Sarah Wiener Die Zutat
: Kresse halten
und genießen

Foto: Sarah Wiener GmbH

Noch gut erinnere ich mich an ferne Ferienerlebnisse bei Freunden, irgendwo in der Wildnis Österreichs, als ich noch nicht mal ein Teenager war und mit anderen Kindern in klar fließenden Bachläufen spielte. An deren Rändern wucherten Unmengen kleinblättriger Pflanzen, und schnell lernte ich, dass dieses dunkelgrüne Polster essbar und sehr schmackhaft ist.

So angetan war ich, etwas derart Köstliches in der freien Natur zu finden, dass ich am nächsten Tag einen ganzen Eimer pflückte und mithalf, einen Riesensalat zu machen. Mit hartgekochten Eiern, Öl, Essig und Unmengen gewaschener Brunnenkresse, wie die Pflanze hieß. Meine Salatgier bescherte mir anschließend auch, wofür Kresse im Allgemeinen bekannt ist: eine ausgesprochen gute Verdauung, um es mal so zu sagen. Ich hatte mich an dem pikant-pfeffrigen Kraut fast überfressen.

Seit- und trotzdem sind die vielen ungezählten Kressearten meine Freunde geblieben. Zwar ist die Kapuzinerkresse als eigenständige Gattung nur ein mittelweit entfernter Verwandter der Kressen – dafür findet man sie viel leichter in einem Supermarkt der Großstadt als Bach- oder Brunnenkresse. Und, noch besser, man kann sie sehr einfach auf jedem Balkon oder im eigenen Garten selber anbauen. Ernten kann man Kapuzinerkresse bis zum ersten Frost. Dann ist leider Sense mit dem pfeffrigen Sonderkraut, das sogar antibiotische Wirkung entfaltet, gut gegen Grippe ist, bei Erkältungen helfen kann und bei Harnwegserkrankungen wahre Wunder wirkt.

Auch ist die Kapuzinerkresse eine Schönheit: ihre runden Blätter und erst recht die knallig gelb-orange-roten, trichterförmigen Blüten, die von der Seite an eine Kapuzinertracht erinnern – daher der Name. In Südamerika gibt es eine Art, die Knollen unter der Erde ausbildet und in der Küche sehr geschätzt wird. Wir in Europa halten es simpel: pflücken und essen. Am besten direkt aus dem Garten. Eine Handvoll zerzupfter Blätter über ein (Safran-)Risotto ist etwas, was ich Feinschmeckern empfehle. Ansonsten verfeinere ich mit Blättern und Blüten Bratkartoffeln, Bulgur und Hirse.

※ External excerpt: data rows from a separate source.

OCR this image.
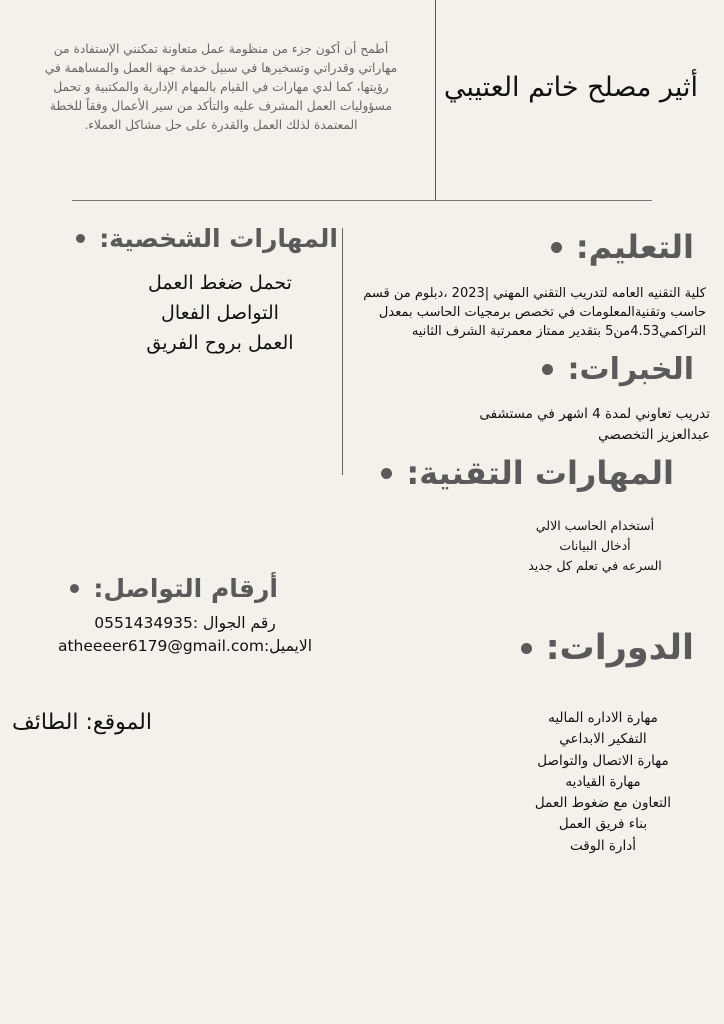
أثير مصلح خاتم العتيبي
أطمح أن أكون جزء من منظومة عمل متعاونة تمكنني الإستفادة من مهاراتي وقدراتي وتسخيرها في سبيل خدمة جهة العمل والمساهمة في رؤيتها، كما لدي مهارات في القيام بالمهام الإدارية والمكتبية و تحمل مسؤوليات العمل المشرف عليه والتأكد من سير الأعمال وفقاً للخطة المعتمدة لذلك العمل والقدرة على حل مشاكل العملاء.
التعليم:
كلية التقنيه العامه لتدريب التقني المهني |2023 ،دبلوم من قسم حاسب وتقنيةالمعلومات في تخصص برمجيات الحاسب بمعدل التراكمي4.53من5 بتقدير ممتاز معمرتبة الشرف الثانيه
الخبرات:
تدريب تعاوني لمدة 4 اشهر في مستشفى عبدالعزيز التخصصي
المهارات التقنية:
أستخدام الحاسب الالي
أدخال البيانات
السرعه في تعلم كل جديد
المهارات الشخصية:
تحمل ضغط العمل
التواصل الفعال
العمل بروح الفريق
أرقام التواصل:
رقم الجوال :0551434935
الايميل:atheeeer6179@gmail.com
الموقع: الطائف
الدورات:
مهارة الاداره الماليه
التفكير الابداعي
مهارة الاتصال والتواصل
مهارة القياديه
التعاون مع ضغوط العمل
بناء فريق العمل
أدارة الوقت
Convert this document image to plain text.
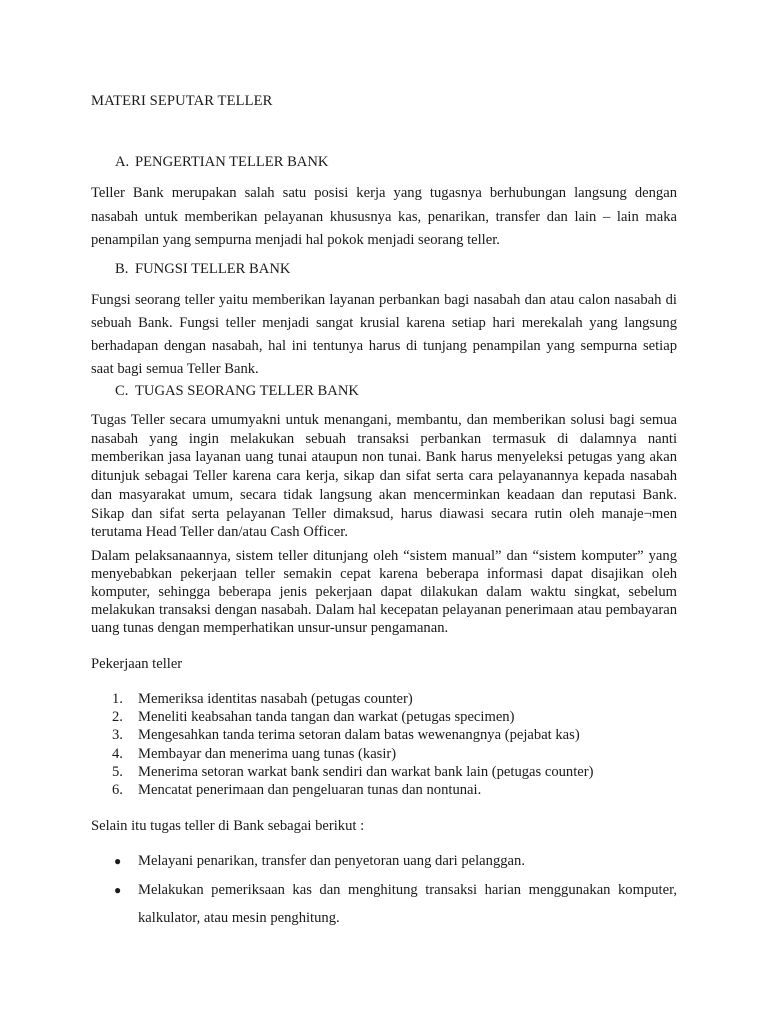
MATERI SEPUTAR TELLER
A. PENGERTIAN TELLER BANK

Teller Bank merupakan salah satu posisi kerja yang tugasnya berhubungan langsung dengan nasabah untuk memberikan pelayanan khususnya kas, penarikan, transfer dan lain – lain maka penampilan yang sempurna menjadi hal pokok menjadi seorang teller.

B. FUNGSI TELLER BANK

Fungsi seorang teller yaitu memberikan layanan perbankan bagi nasabah dan atau calon nasabah di sebuah Bank. Fungsi teller menjadi sangat krusial karena setiap hari merekalah yang langsung berhadapan dengan nasabah, hal ini tentunya harus di tunjang penampilan yang sempurna setiap saat bagi semua Teller Bank.

C. TUGAS SEORANG TELLER BANK

Tugas Teller secara umumyakni untuk menangani, membantu, dan memberikan solusi bagi semua nasabah yang ingin melakukan sebuah transaksi perbankan termasuk di dalamnya nanti memberikan jasa layanan uang tunai ataupun non tunai. Bank harus menyeleksi petugas yang akan ditunjuk sebagai Teller karena cara kerja, sikap dan sifat serta cara pelayanannya kepada nasabah dan masyarakat umum, secara tidak langsung akan mencerminkan keadaan dan reputasi Bank. Sikap dan sifat serta pelayanan Teller dimaksud, harus diawasi secara rutin oleh manaje¬men terutama Head Teller dan/atau Cash Officer.

Dalam pelaksanaannya, sistem teller ditunjang oleh “sistem manual” dan “sistem komputer” yang menyebabkan pekerjaan teller semakin cepat karena beberapa informasi dapat disajikan oleh komputer, sehingga beberapa jenis pekerjaan dapat dilakukan dalam waktu singkat, sebelum melakukan transaksi dengan nasabah. Dalam hal kecepatan pelayanan penerimaan atau pembayaran uang tunas dengan memperhatikan unsur-unsur pengamanan.

Pekerjaan teller

1. Memeriksa identitas nasabah (petugas counter)
2. Meneliti keabsahan tanda tangan dan warkat (petugas specimen)
3. Mengesahkan tanda terima setoran dalam batas wewenangnya (pejabat kas)
4. Membayar dan menerima uang tunas (kasir)
5. Menerima setoran warkat bank sendiri dan warkat bank lain (petugas counter)
6. Mencatat penerimaan dan pengeluaran tunas dan nontunai.

Selain itu tugas teller di Bank sebagai berikut :

● Melayani penarikan, transfer dan penyetoran uang dari pelanggan.
● Melakukan pemeriksaan kas dan menghitung transaksi harian menggunakan komputer, kalkulator, atau mesin penghitung.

Die Knospen können auch ein Kapernersatz sein. Dazu lege ich sie in salziges kochendes Essigwasser ein – schon habe ich eine spannende Vitamin-C-Quelle für kalte Wintertage. Oder man füllt einen guten Wein oder Apfel­essig mit den Blüten und Blättern und hat nach einigen Wochen – täglich schütteln! – seinen eigenen Kresseessig fabriziert.

Die Köchin Sarah Wiener stellt hier jeden Monat eine ihrer Lieblings­zutaten vor. Heute: Kapuzinerkresse.

Und wer Geduld und spitze Finger hat, füllt die Blüten mit gewürztem Ricotta oder frischem Ziegenkäse und beträufelt alles mit ein wenig Kürbiskernöl. Guten Appetit!